Wednesday 15 April 2009

The Price Of Love

Under Pashtunwali, the tribal morality code held in southern Afghanistan, relations between unmarried or unrelated members of the opposite sex are strictly regulated. But by who?

The execution earlier this week of a 14-year-old girl and her boyfriend in front of their village mosque - while villagers looked on - was a true modern day Romeo and Juliet scenario with a tragic ending.

The girl, called Gulsima, had been unhappily engaged to marry when she fell in love with Aziz, aged 17. The pair attempted to escape the village of Lokhi and planned to run away to Iran.

Their dreams were shattered however, when they were captured and dragged back into the village.
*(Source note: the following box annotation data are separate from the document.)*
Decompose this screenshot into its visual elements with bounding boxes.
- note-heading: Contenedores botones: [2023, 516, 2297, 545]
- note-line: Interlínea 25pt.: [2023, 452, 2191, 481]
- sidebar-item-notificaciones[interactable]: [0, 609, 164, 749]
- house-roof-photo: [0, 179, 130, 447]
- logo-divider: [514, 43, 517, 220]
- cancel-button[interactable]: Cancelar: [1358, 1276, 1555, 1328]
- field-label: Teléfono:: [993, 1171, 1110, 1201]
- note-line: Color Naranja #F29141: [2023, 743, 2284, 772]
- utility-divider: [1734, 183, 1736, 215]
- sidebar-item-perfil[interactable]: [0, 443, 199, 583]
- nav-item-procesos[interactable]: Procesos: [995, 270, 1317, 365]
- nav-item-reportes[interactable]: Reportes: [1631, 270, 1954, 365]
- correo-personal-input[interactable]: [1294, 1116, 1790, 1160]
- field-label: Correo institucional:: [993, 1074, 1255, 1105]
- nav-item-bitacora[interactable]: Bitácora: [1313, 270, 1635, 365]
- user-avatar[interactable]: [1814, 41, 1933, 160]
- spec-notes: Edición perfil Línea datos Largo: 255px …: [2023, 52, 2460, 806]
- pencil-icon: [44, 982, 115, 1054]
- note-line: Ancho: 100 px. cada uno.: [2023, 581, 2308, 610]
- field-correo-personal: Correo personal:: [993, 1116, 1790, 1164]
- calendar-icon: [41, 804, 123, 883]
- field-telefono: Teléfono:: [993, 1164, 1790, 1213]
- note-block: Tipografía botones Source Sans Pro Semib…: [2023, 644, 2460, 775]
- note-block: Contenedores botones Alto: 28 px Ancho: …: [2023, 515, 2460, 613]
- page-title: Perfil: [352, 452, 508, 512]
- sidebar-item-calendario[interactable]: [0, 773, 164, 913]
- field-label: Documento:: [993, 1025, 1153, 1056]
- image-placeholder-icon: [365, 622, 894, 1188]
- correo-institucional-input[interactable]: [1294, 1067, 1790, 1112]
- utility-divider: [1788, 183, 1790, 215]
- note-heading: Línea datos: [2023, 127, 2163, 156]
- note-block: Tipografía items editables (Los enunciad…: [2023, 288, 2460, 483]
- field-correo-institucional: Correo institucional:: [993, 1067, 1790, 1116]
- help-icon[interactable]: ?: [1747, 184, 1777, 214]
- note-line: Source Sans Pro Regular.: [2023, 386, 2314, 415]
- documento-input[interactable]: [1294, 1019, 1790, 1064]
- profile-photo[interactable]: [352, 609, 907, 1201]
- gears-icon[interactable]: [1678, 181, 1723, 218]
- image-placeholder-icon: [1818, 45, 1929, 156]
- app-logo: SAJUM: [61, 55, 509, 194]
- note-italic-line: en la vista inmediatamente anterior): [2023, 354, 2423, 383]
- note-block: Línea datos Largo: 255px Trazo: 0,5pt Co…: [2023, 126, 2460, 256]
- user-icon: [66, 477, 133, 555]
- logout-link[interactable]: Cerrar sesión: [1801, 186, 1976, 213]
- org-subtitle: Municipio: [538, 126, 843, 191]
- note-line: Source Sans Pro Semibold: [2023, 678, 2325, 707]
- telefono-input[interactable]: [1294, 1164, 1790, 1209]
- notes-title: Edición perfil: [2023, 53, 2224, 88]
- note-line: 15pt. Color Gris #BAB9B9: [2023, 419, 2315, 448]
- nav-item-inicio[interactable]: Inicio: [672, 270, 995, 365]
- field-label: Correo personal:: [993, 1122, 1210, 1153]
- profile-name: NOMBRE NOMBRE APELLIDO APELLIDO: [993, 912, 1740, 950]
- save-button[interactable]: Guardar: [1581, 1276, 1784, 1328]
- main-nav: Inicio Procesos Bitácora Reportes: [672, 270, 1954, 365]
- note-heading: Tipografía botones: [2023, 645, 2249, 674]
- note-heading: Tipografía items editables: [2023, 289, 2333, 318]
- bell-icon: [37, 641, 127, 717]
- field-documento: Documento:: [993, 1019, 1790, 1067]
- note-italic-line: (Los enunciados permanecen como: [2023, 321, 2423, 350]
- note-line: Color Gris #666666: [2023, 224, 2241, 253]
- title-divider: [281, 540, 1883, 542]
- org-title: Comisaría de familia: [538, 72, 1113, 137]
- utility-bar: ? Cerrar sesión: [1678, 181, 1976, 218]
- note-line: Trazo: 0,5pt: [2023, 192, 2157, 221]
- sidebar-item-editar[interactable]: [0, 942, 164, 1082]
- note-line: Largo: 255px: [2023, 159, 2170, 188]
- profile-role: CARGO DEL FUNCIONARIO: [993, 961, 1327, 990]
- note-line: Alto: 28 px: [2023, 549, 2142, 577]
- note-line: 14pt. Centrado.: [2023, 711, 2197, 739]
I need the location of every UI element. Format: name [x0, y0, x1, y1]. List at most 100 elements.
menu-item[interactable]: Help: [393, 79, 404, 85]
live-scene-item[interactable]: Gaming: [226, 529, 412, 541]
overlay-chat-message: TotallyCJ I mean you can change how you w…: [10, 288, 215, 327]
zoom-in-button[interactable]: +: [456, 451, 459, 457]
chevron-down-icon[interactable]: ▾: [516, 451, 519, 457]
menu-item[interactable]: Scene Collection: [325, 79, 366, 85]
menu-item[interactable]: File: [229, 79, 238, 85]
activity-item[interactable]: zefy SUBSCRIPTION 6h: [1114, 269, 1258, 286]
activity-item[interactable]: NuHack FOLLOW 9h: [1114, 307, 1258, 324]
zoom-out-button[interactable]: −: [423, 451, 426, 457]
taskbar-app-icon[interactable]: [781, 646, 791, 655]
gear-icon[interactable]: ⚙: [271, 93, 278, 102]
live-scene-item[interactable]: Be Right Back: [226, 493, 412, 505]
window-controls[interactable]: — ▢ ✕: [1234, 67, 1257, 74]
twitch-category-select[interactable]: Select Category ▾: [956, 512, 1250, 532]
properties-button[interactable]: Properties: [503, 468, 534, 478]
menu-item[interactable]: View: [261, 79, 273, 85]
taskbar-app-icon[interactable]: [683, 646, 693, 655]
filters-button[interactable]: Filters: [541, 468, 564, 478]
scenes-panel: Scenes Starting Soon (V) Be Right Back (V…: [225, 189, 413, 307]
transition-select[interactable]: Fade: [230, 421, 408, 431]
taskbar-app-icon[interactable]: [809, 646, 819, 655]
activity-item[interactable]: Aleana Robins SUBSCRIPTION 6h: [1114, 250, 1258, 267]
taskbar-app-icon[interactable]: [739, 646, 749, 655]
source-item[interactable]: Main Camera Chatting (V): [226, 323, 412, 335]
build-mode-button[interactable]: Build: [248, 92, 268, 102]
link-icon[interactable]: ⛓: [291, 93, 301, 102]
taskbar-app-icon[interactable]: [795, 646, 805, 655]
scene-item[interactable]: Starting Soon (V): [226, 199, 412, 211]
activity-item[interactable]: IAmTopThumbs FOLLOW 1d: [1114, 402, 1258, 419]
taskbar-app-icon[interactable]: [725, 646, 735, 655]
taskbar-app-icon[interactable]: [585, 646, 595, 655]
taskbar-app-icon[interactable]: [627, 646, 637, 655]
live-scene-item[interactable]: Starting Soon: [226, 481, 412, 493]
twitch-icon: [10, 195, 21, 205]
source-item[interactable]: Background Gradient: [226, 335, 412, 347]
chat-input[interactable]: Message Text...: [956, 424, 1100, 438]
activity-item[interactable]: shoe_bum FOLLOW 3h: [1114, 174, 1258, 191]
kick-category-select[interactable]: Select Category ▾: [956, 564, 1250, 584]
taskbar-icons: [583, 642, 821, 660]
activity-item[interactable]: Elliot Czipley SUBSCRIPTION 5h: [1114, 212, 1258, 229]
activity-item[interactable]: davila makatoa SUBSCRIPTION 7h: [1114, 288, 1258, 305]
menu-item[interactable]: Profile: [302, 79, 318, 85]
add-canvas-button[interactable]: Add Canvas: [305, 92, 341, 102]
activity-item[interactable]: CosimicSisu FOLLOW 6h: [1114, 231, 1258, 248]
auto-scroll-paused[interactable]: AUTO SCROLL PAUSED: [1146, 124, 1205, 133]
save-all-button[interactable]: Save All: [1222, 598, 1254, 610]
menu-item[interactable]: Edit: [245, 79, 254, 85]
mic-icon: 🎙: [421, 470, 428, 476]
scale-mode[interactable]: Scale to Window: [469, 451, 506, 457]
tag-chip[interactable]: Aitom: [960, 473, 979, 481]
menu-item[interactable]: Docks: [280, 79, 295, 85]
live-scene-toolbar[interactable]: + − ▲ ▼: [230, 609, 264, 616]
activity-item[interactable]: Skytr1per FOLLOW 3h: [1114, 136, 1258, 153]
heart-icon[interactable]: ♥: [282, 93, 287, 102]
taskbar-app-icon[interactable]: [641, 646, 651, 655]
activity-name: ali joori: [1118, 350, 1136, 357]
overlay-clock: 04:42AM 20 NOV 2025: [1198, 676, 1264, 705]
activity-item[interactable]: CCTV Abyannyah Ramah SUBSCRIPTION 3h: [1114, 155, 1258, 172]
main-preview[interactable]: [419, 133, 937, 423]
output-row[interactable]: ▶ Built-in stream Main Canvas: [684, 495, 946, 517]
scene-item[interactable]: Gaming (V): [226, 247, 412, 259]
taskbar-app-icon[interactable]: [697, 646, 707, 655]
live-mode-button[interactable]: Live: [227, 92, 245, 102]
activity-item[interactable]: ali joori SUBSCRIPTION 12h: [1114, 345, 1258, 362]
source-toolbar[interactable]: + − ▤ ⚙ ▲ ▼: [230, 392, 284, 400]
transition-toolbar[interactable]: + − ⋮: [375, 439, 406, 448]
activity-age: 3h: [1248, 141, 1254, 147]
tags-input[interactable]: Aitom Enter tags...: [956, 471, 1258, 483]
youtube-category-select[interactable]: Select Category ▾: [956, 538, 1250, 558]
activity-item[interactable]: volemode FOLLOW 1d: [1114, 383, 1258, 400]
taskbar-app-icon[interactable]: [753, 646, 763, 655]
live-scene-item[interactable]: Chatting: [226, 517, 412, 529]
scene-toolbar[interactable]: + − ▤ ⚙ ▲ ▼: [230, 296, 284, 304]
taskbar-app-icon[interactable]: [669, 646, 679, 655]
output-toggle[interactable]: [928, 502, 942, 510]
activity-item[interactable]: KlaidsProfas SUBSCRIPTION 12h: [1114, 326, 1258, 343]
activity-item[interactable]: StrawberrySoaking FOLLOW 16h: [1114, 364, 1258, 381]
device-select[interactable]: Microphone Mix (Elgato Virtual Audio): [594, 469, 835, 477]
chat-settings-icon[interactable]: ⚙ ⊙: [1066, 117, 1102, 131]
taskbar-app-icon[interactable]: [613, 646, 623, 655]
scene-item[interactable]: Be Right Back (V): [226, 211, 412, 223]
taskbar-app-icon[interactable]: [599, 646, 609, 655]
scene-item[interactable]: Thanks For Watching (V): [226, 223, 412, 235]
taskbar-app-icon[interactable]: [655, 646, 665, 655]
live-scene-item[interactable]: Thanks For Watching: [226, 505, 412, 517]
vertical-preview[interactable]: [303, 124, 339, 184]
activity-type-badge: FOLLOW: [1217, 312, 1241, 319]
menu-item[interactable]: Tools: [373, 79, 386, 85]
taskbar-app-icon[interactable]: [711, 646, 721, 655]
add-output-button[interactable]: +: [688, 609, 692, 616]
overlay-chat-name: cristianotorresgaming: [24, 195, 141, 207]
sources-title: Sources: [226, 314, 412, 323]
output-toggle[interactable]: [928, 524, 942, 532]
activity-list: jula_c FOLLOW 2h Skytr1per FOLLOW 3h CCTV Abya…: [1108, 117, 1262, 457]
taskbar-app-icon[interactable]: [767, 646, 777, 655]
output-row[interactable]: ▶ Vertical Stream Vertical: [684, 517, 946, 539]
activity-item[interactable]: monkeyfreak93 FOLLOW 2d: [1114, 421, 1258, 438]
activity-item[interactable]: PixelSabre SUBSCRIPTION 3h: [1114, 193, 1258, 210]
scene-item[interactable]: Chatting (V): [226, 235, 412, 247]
After two full days of deliberation, a council of elders were unable to decide how to resolve the dispute. Half the elders favoured some way of allowing them to marry, while the other half favoured execution. As the council was deadlocked, local Taliban militants stepped in, and overruled the village leaders. They declared the lovers should be executed.

"Three Taliban mullahs brought them to the local mosque and they passed a fatwa (religious decree) that they must be killed. They were shot and killed in front of the mosque in public," Ghulam Dastageer Azad, governor of the province said. He added that the act was an "insult to Islam".

The Afghan Independent Human Rights Commission described the killings as the "worst act against mankind"

It is unlikely this story will make major headlines.